WB¶

WB Index

WB Index is a simple sum-of-square method, calculated by dividing the within cluster sum-of-squares by the between cluster sum-of-squares. Its effect is emphasized by multiplying the number of clusters. The advantages of the proposed method are that one can determine the number of clusters by minimizing the WB value, without relying on any knee point detection, and this metric is straightforward to implement.

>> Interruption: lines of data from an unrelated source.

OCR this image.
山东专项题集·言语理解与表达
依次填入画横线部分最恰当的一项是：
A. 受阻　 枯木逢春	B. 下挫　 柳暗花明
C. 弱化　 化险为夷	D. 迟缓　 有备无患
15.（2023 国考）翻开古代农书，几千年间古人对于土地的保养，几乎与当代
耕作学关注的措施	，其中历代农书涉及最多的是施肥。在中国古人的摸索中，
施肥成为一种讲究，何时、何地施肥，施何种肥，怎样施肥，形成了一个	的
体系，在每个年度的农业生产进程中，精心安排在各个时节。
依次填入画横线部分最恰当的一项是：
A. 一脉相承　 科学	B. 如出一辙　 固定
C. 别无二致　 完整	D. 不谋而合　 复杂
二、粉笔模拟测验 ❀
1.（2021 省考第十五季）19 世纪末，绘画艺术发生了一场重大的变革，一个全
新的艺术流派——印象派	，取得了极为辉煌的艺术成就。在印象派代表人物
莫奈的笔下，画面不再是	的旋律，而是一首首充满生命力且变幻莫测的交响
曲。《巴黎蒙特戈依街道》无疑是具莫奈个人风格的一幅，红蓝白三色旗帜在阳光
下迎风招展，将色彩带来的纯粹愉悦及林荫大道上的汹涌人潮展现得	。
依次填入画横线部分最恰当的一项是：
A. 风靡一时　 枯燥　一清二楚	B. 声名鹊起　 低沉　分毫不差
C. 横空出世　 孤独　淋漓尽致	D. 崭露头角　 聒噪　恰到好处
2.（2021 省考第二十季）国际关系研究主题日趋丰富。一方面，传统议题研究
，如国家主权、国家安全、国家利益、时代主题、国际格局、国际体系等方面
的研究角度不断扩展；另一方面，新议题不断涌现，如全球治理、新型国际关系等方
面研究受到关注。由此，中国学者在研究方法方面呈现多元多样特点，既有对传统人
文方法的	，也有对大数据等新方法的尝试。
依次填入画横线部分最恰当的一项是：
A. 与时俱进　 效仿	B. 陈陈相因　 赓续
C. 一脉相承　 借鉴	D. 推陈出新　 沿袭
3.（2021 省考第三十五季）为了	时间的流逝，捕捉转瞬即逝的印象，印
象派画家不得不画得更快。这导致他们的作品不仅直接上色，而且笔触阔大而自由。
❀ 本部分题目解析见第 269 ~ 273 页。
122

The lower the WB index, the higher the clustering quality is.

Attributes¶

bigger_is_better

Indicates if a high value is better than a low one or not.

Examples¶

>>> from river import cluster
>>> from river import stream
>>> from river import metrics

>>> X = [
...     [1, 2],
...     [1, 4],
...     [1, 0],
...     [4, 2],
...     [4, 4],
...     [4, 0],
...     [-2, 2],
...     [-2, 4],
...     [-2, 0]
... ]

>>> k_means = cluster.KMeans(n_clusters=3, halflife=0.4, sigma=3, seed=0)
>>> metric = metrics.cluster.WB()

>>> for x, _ in stream.iter_array(X):
...     k_means = k_means.learn_one(x)
...     y_pred = k_means.predict_one(x)
...     metric = metric.update(x, y_pred, k_means.centers)

>>> metric
WB: 1.300077

Methods¶

get

Return the current value of the metric.

revert

Revert the metric.

Parameters

x
y_pred
centers
sample_weight – defaults to 1.0

update

Update the metric.

Parameters

x
y_pred
centers
sample_weight – defaults to 1.0

works_with

Indicates whether or not a metric can work with a given model.

Parameters

model (river.base.estimator.Estimator)

References¶

Q. Zhao, M. Xu, and P. Franti, "Sum-of-squares based cluster validity index and significance analysis," in Adaptive and Natural Computing Algorithms, M. Kolehmainen, P. Toivanen, and B. Beliczynski, Eds. Berlin, Germany: Springer, 2009, pp. 313–322. ↩